Lo estuvo siguiendo tres días. Vivía de expedientes miserables, vaciaba los bolsillos de los turistas y hacía de gancho para un local de juego mugriento, bautizado orgullosamente
The Oriental Saloon and Gambling House
, a ejemplo del famoso tugurio que Wyatt Earp y Doc Halliday habían regentado antaño en Tomnbstone, Arizona. Era un pajar cuyas paredes de tablas estaban literalmente forradas de arriba abajo con placas comerciales de metal esmaltado, publicitarias o electorales: QUALITY ECONOMY AMOCO MOTOR OIL, GROVE’S BROMOQUININE STOPS COLD, ZENO CHEWING-GUM, ARMOUR’S COVERBLOOM BUTTER, RINSO SOAKS CLOTHES WHITER, THALCO PINE DEODORANT, CLABBERGIRL BAKING POWDER, TOWER’S FISH BRAND, ARCADIA, GOODYEAR TIRES, QUAKER STATE, PENNZOIL SAFE LUBRICATION, 100% PURE PENNSYLVANIA, BASE-BALL TOURNAMENT, SELMA AMERICAN LEGION JRS VS. MOBILE, PETER’S SHOE’S, CHEW MAIL POUCH TOBACCO, BROTHER-IN-LAW BARBER SHOP, HAIRCUT 25 ¢, SILAS GREEN SHOW FROM NEW ORLEANS, DRINK COCA COLA DELICIOUS REFRESHING, POSTAL TELEGRAPH HERE, DID YOU KNOW? J.W. MCDONALD FURN’CO CAN FURNISH YOUR HOME COMPLETE, CONGOLEUM RUGS, GRUNO REFRIGERATORS, PETE JARMAN FOR CONGRESS, CAPUDINE LIQUID AND TABLETS, AMERICAN ETHYL GASOLINE, GRANGER ROUGH CUT MADE FOR PIPES, JOHN DEERE FARM IMPLEMENTS, FINDLAY’S, ETC.

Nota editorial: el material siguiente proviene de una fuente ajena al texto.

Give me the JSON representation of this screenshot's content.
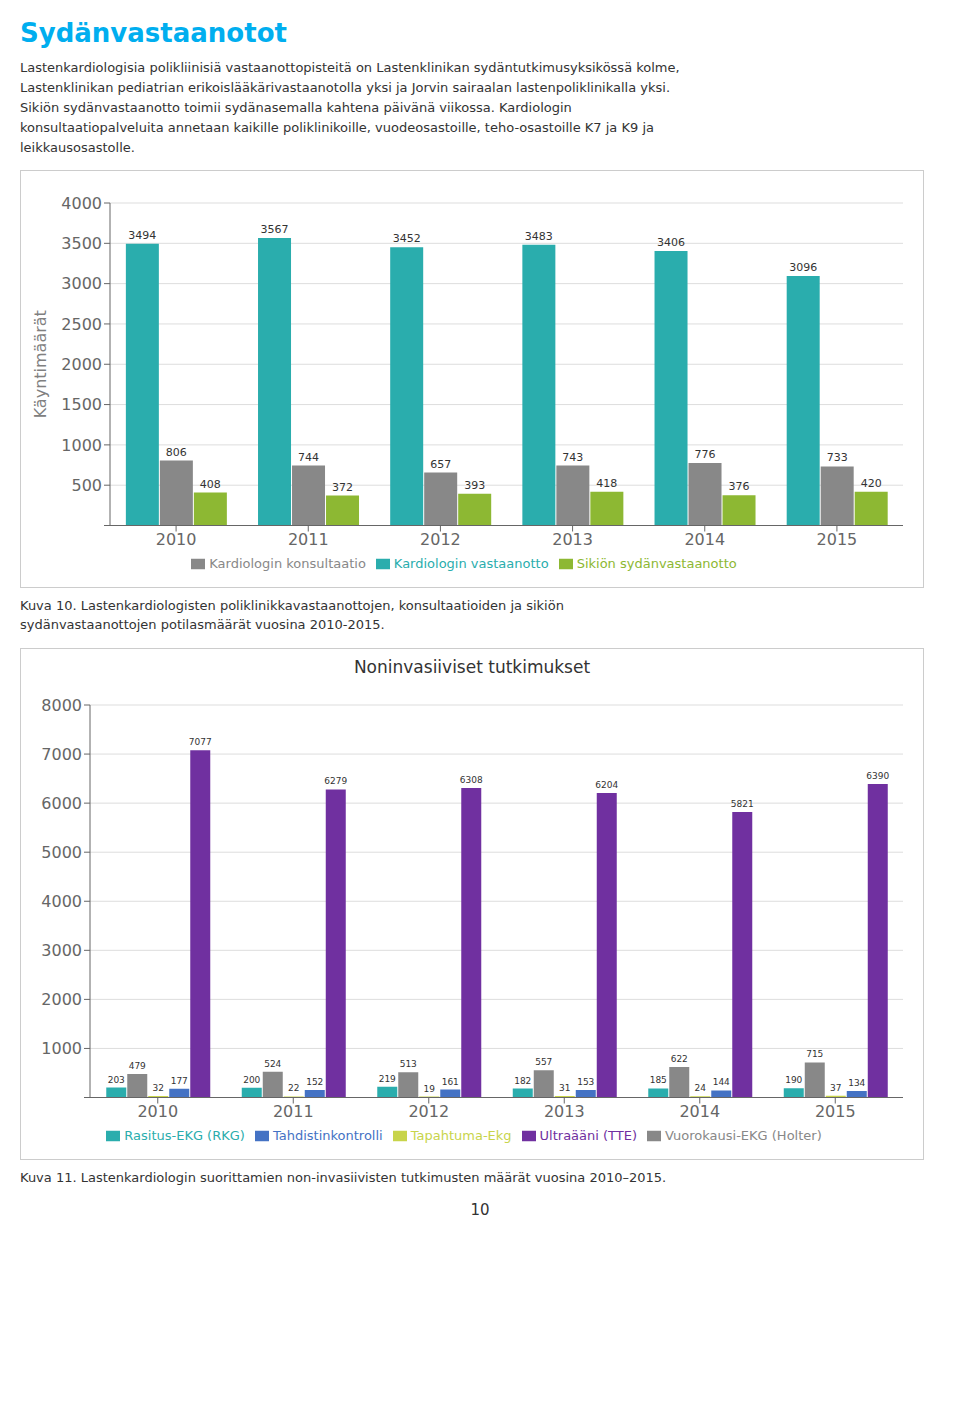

El cuarto día, por la mañana, Hélène mandó llevar un sobre a Jeremiah. Contenía una fotografía de los dos hermanos —encontrada en la cartera de Ruben— y una notita en la que la mujer le informaba de lo que les había hecho al Enano y a Ruben y del destino que aguardaba a aquel hijo de puta si tenía cojones para ir a encontrarse con ella en el bungalow n.° 31 del Burbanks Motel.

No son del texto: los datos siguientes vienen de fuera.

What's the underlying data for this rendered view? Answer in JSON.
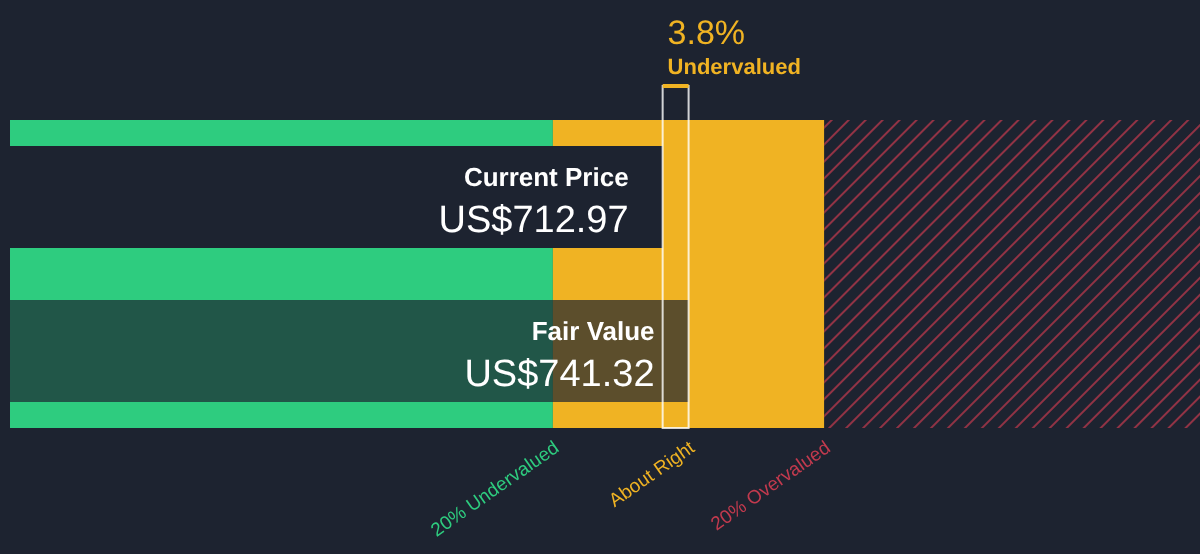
{
  "chart_data": {
    "type": "bar",
    "orientation": "horizontal",
    "categories": [
      "Current Price",
      "Fair Value"
    ],
    "values": [
      712.97,
      741.32
    ],
    "value_labels": [
      "US$712.97",
      "US$741.32"
    ],
    "colors": [
      "#1d2330",
      "#1d2330"
    ],
    "xlim": [
      0,
      1300
    ],
    "tick_labels": false,
    "grid": false,
    "legend": false,
    "bands": [
      {
        "axis": "x",
        "from": 0,
        "to": 593.06,
        "label": "20% Undervalued",
        "color": "#2ecc7f"
      },
      {
        "axis": "x",
        "from": 593.06,
        "to": 889.58,
        "label": "About Right",
        "color": "#f0b323"
      },
      {
        "axis": "x",
        "from": 889.58,
        "to": 1300,
        "label": "20% Overvalued",
        "color": "#c23a4e"
      }
    ],
    "annotations": [
      "3.8%",
      "Undervalued"
    ]
  }
}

Hélène estuvo esperando todo el día escondida en la ducha de un bungalow vecino. Sabía que Jeremiah había recibido su carta y que no soportaría la idea de que lo desafiara una mujer. Pero no bastaría esto para obligarle a responder a la provocación; haría falta además que estuviera seguro de ser más fuerte que ella.
Sobre las siete de la tarde supo que su instinto no la había engañado: Jeremiah, acompañado de cuatro malhechores armados, llegó a bordo de un bucketseat modelo T abollado y humeante. Con todas las precauciones usuales inspeccionaron los alrededores y cercaron el bungalow n.° 31.